A change in the eye’s refractive error, which is the need for a new glasses or contact lens prescription, can manifest as intermittent blurring. Over time, the cornea or lens shape may change subtly, causing light to focus imperfectly on the retina. The eye’s internal focusing muscles attempt to compensate, leading to periods of clarity followed by fatigue-induced blurriness.
Fluctuating blood sugar levels, particularly in individuals with diabetes, can directly affect the lens of the eye. High glucose concentrations change the osmotic balance within the lens, causing it to swell temporarily and altering its ability to focus light. This results in vision that changes significantly throughout the day, signaling a need for systemic medical attention and metabolic control.

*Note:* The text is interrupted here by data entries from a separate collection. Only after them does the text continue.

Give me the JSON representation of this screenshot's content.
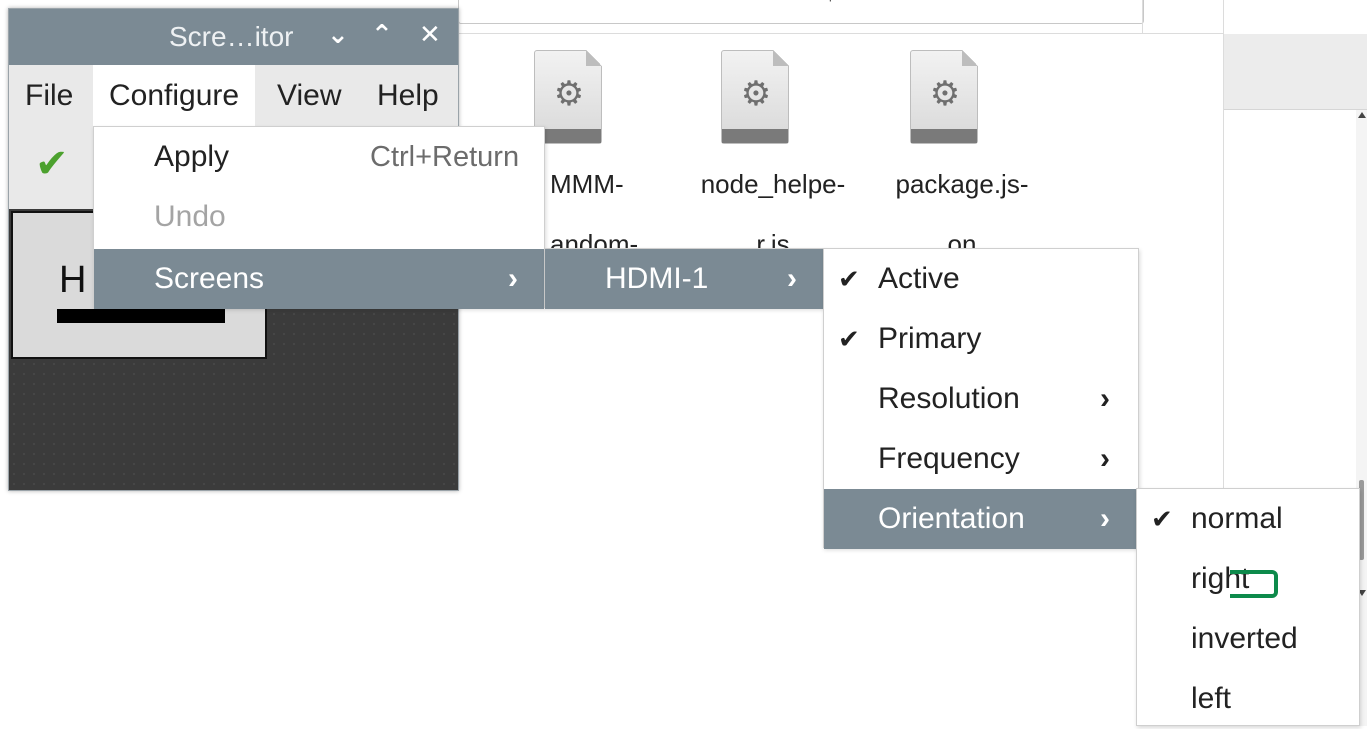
{
  "file_manager": {
    "pathbar_text": "'",
    "files": [
      {
        "name_line1": "MMM-",
        "name_line2": "andom-",
        "icon": "settings-file-icon"
      },
      {
        "name_line1": "node_helpe-",
        "name_line2": "r.js",
        "icon": "settings-file-icon"
      },
      {
        "name_line1": "package.js-",
        "name_line2": "on",
        "icon": "settings-file-icon"
      }
    ]
  },
  "window": {
    "title": "Scre…itor",
    "controls": {
      "minimize": "⌄",
      "maximize": "⌃",
      "close": "✕"
    },
    "menubar": [
      "File",
      "Configure",
      "View",
      "Help"
    ],
    "toolbar": {
      "apply_icon": "checkmark-icon",
      "apply_glyph": "✔"
    },
    "screen_label": "H"
  },
  "configure_menu": {
    "items": [
      {
        "label": "Apply",
        "accel": "Ctrl+Return",
        "enabled": true
      },
      {
        "label": "Undo",
        "accel": "",
        "enabled": false
      },
      {
        "label": "Screens",
        "accel": "",
        "submenu": true,
        "highlighted": true
      }
    ]
  },
  "screens_menu": {
    "items": [
      {
        "label": "HDMI-1",
        "submenu": true,
        "highlighted": true
      }
    ]
  },
  "hdmi_menu": {
    "items": [
      {
        "label": "Active",
        "checked": true
      },
      {
        "label": "Primary",
        "checked": true
      },
      {
        "label": "Resolution",
        "submenu": true
      },
      {
        "label": "Frequency",
        "submenu": true
      },
      {
        "label": "Orientation",
        "submenu": true,
        "highlighted": true
      }
    ]
  },
  "orientation_menu": {
    "items": [
      {
        "label": "normal",
        "checked": true
      },
      {
        "label": "right",
        "checked": false
      },
      {
        "label": "inverted",
        "checked": false
      },
      {
        "label": "left",
        "checked": false
      }
    ]
  },
  "glyphs": {
    "check": "✔",
    "arrow": "›"
  },
  "colors": {
    "highlight": "#7b8a94",
    "titlebar": "#7b8a94",
    "canvas": "#3b3b3b",
    "cursor_mark": "#0d8a4b"
  }
}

Systemic and Neurological Causes
When vision changes involve the loss of a part of the visual field or a complete blackout, the cause may lie in the vascular or neurological systems. Migraine with aura is a common neurological cause, characterized by visual disturbances that precede the onset of a headache. The aura often appears as a shimmering, zigzag pattern or a temporary blind spot that expands across the visual field.
This visual phenomenon is thought to be caused by cortical spreading depression, a slow wave of electrical activity that moves across the visual cortex in the back of the brain. Unlike other causes, migraine aura usually affects both eyes simultaneously and resolves completely, often followed by a throbbing headache. The visual symptoms are a temporary disruption of the brain’s processing, not an issue with the eye itself.
Transient vascular events that temporarily interrupt blood flow to the eye or the brain are more concerning. Amaurosis Fugax is temporary vision loss in one eye, often described as a curtain or shade descending over the vision. This is usually caused by a small blockage (embolus) originating from the carotid artery or the heart, which briefly lodges in the retinal artery.
A Transient Ischemic Attack (TIA) is a similar event where blood flow to a part of the brain is briefly blocked. If the blockage affects the occipital lobe, the region responsible for vision, it can cause a temporary loss of sight, typically affecting both eyes. Both Amaurosis Fugax and TIA are significant warning signs of potential future stroke risk, indicating underlying cardiovascular issues.
When Immediate Medical Attention Is Required
Any sudden, significant loss of vision should be treated as a medical emergency to prevent permanent damage or to address a life-threatening condition. Immediate evaluation is necessary if the vision loss is complete or near-complete and occurs abruptly. This urgency is particularly heightened if the vision loss is accompanied by other neurological symptoms.
Seek emergency care immediately if the vision change is coupled with symptoms like sudden weakness or numbness on one side of the body, difficulty speaking, or facial drooping. These combinations of symptoms suggest a TIA or a stroke. Rapid intervention is crucial for a positive outcome.
Sudden vision loss accompanied by a severe, new headache, jaw pain while chewing, or scalp tenderness is another red flag, especially in individuals over 50 years old. These symptoms can indicate Giant Cell Arteritis, an inflammatory condition requiring immediate high-dose steroid treatment to prevent permanent blindness. Timely assessment is the most important factor in managing these serious causes of transient vision loss.